Maxwell court artist says defendant sketches her

Maxwell, 59, has pleaded not guilty to sex trafficking and other crimes for allegedly recruiting and grooming girls for the late financier Jeffrey Epstein.

During theproceedings, Maxwell has turned the sketch artist into her subject.

It's meant that Rosenberg has had no choice but to depict Maxwell at work herself in her trial sketches.

"I thought, Oh great, she's drawing me," she told Reuters during an interview in her Manhattan home and studio. "I'm going to draw that."

She says there have been some positive outcomes from Maxwell's creative pursuits.
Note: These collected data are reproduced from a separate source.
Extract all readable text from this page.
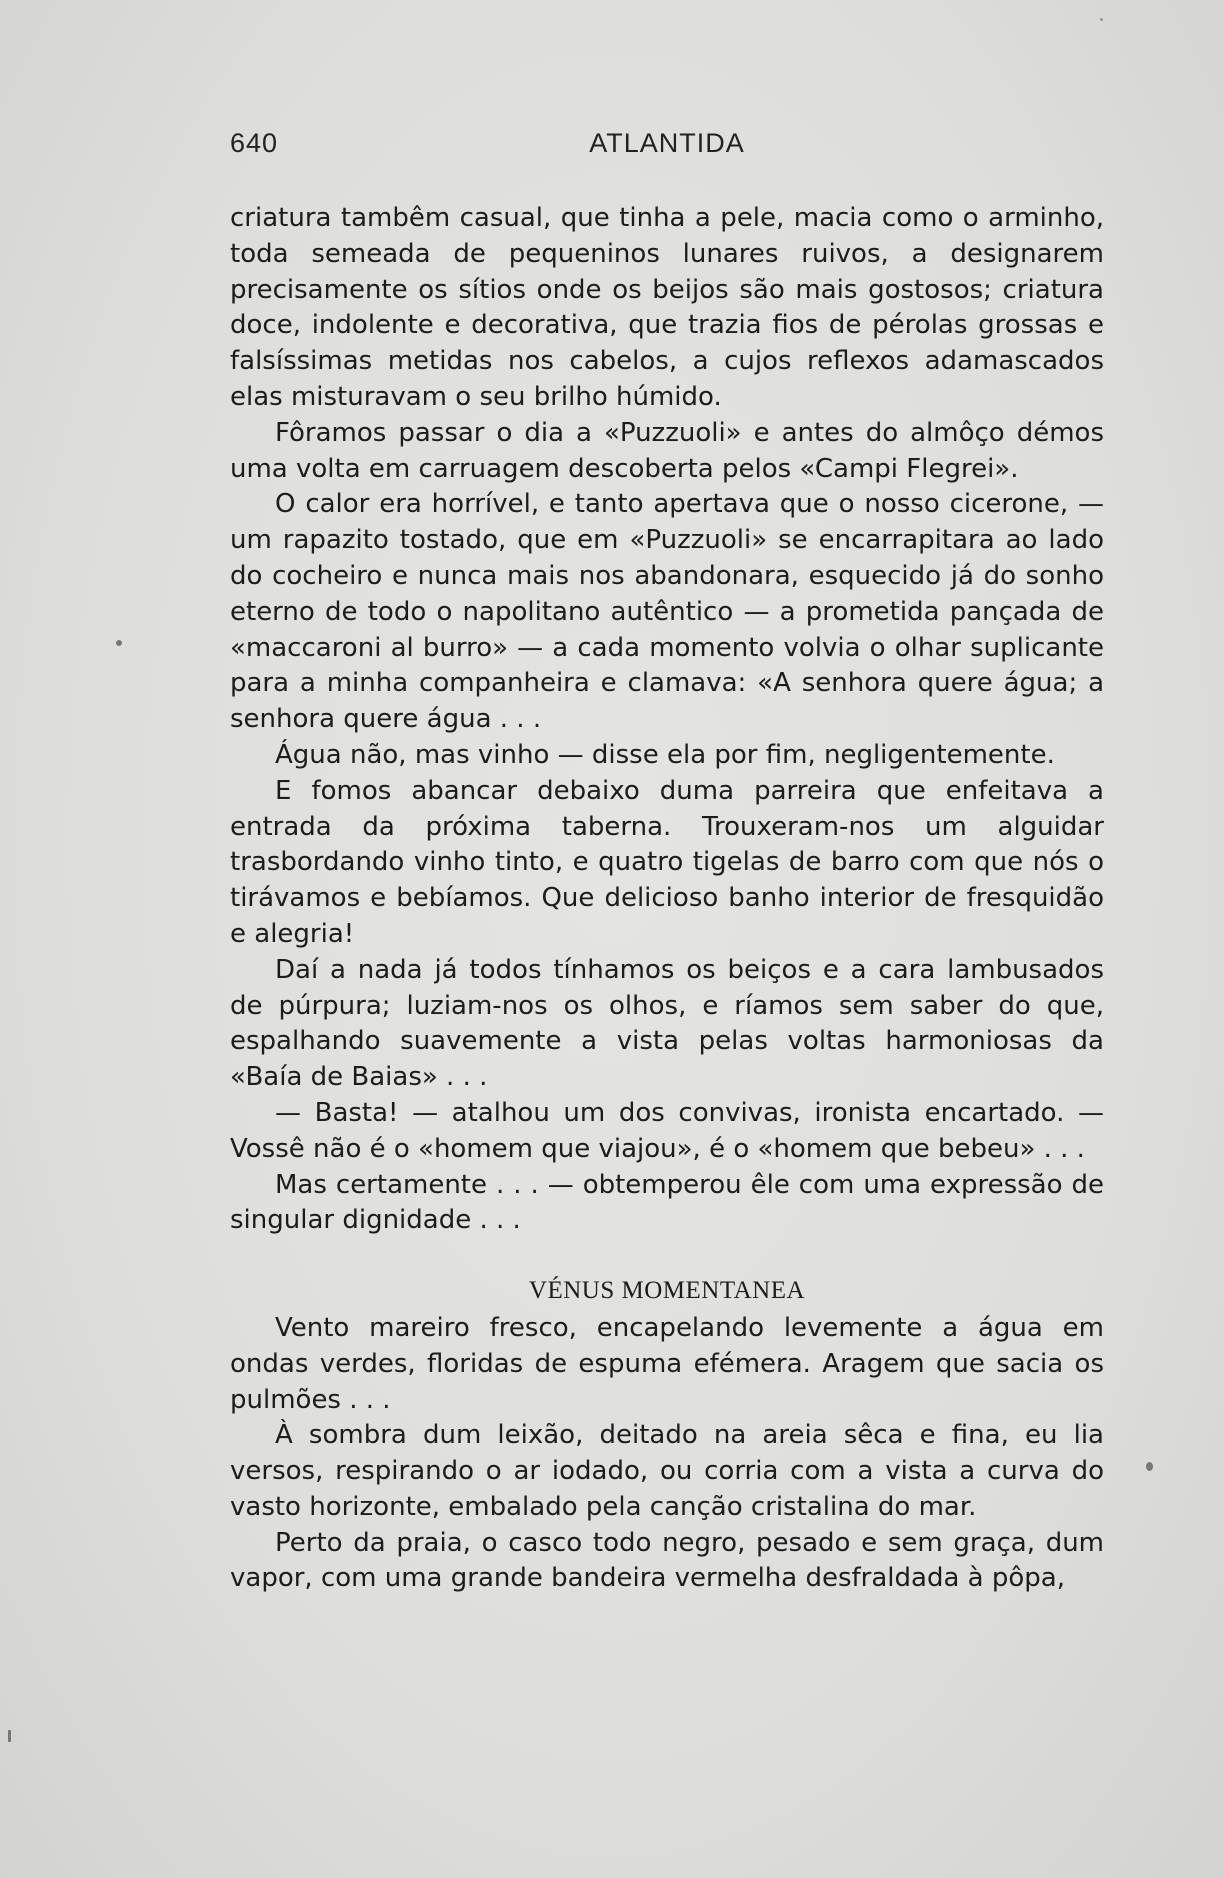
640	ATLANTIDA

criatura tambêm casual, que tinha a pele, macia como o arminho, toda semeada de pequeninos lunares ruivos, a designarem precisamente os sítios onde os beijos são mais gostosos; criatura doce, indolente e decorativa, que trazia fios de pérolas grossas e falsíssimas metidas nos cabelos, a cujos reflexos adamascados elas misturavam o seu brilho húmido.

Fôramos passar o dia a «Puzzuoli» e antes do almôço démos uma volta em carruagem descoberta pelos «Campi Flegrei».

O calor era horrível, e tanto apertava que o nosso cicerone, — um rapazito tostado, que em «Puzzuoli» se encarrapitara ao lado do cocheiro e nunca mais nos abandonara, esquecido já do sonho eterno de todo o napolitano autêntico — a prometida pançada de «maccaroni al burro» — a cada momento volvia o olhar suplicante para a minha companheira e clamava: «A senhora quere água; a senhora quere água . . .

Água não, mas vinho — disse ela por fim, negligentemente.

E fomos abancar debaixo duma parreira que enfeitava a entrada da próxima taberna. Trouxeram-nos um alguidar trasbordando vinho tinto, e quatro tigelas de barro com que nós o tirávamos e bebíamos. Que delicioso banho interior de fresquidão e alegria!

Daí a nada já todos tínhamos os beiços e a cara lambusados de púrpura; luziam-nos os olhos, e ríamos sem saber do que, espalhando suavemente a vista pelas voltas harmoniosas da «Baía de Baias» . . .

— Basta! — atalhou um dos convivas, ironista encartado. — Vossê não é o «homem que viajou», é o «homem que bebeu» . . .

Mas certamente . . . — obtemperou êle com uma expressão de singular dignidade . . .

VÉNUS MOMENTANEA

Vento mareiro fresco, encapelando levemente a água em ondas verdes, floridas de espuma efémera. Aragem que sacia os pulmões . . .

À sombra dum leixão, deitado na areia sêca e fina, eu lia versos, respirando o ar iodado, ou corria com a vista a curva do vasto horizonte, embalado pela canção cristalina do mar.

Perto da praia, o casco todo negro, pesado e sem graça, dum vapor, com uma grande bandeira vermelha desfraldada à pôpa,
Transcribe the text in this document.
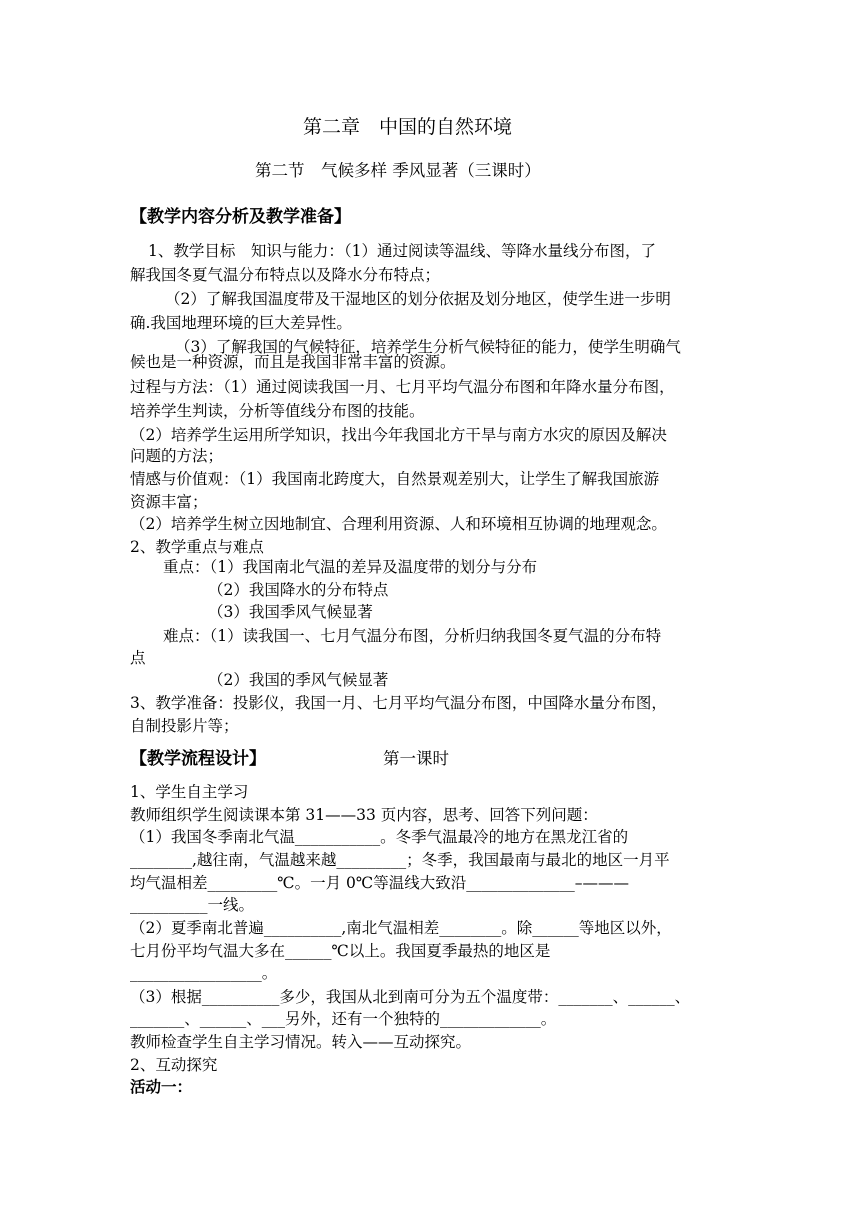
第二章　中国的自然环境
第二节　气候多样 季风显著（三课时）
【教学内容分析及教学准备】
1、教学目标　知识与能力：（1）通过阅读等温线、等降水量线分布图，了
解我国冬夏气温分布特点以及降水分布特点；
（2）了解我国温度带及干湿地区的划分依据及划分地区，使学生进一步明
确.我国地理环境的巨大差异性。
（3）了解我国的气候特征，培养学生分析气候特征的能力，使学生明确气
候也是一种资源，而且是我国非常丰富的资源。
过程与方法：（1）通过阅读我国一月、七月平均气温分布图和年降水量分布图，
培养学生判读，分析等值线分布图的技能。
（2）培养学生运用所学知识，找出今年我国北方干旱与南方水灾的原因及解决
问题的方法；
情感与价值观：（1）我国南北跨度大，自然景观差别大，让学生了解我国旅游
资源丰富；
（2）培养学生树立因地制宜、合理利用资源、人和环境相互协调的地理观念。
2、教学重点与难点
重点：（1）我国南北气温的差异及温度带的划分与分布
（2）我国降水的分布特点
（3）我国季风气候显著
难点：（1）读我国一、七月气温分布图，分析归纳我国冬夏气温的分布特
点
（2）我国的季风气候显著
3、教学准备：投影仪，我国一月、七月平均气温分布图，中国降水量分布图，
自制投影片等；
【教学流程设计】	第一课时
1、学生自主学习
教师组织学生阅读课本第 31——33 页内容，思考、回答下列问题：
（1）我国冬季南北气温___________。冬季气温最冷的地方在黑龙江省的
________,越往南，气温越来越_________；冬季，我国最南与最北的地区一月平
均气温相差_________℃。一月 0℃等温线大致沿______________–———
__________一线。
（2）夏季南北普遍__________,南北气温相差________。除______等地区以外，
七月份平均气温大多在______℃以上。我国夏季最热的地区是
_________________。
（3）根据__________多少，我国从北到南可分为五个温度带：_______、______、
_______、______、___另外，还有一个独特的_____________。
教师检查学生自主学习情况。转入——互动探究。
2、互动探究
活动一：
"...What I'm very appreciative is, is that she is looking at me and I get that eye contact, which is the greatest thing for a courtroom artist to have that, to be able to see front view of somebody they're trying to sketch instead of the back of a head and waiting to catch a moment..."

Over the course of her four-decade plus-career in New York, Rosenberg has had a front row seat to most if not all of the city's high profile-lawsuits.

She has sketched the likes of John Gotti, Bill Cosby and Bernard Madoff, to name just a few.

Rosenberg says she has come across across the phenomenon of trial participants sketching-back before.

Just months ago, a co-defendant of Rudy Giuliani associate, Lev Parnas, began to draw.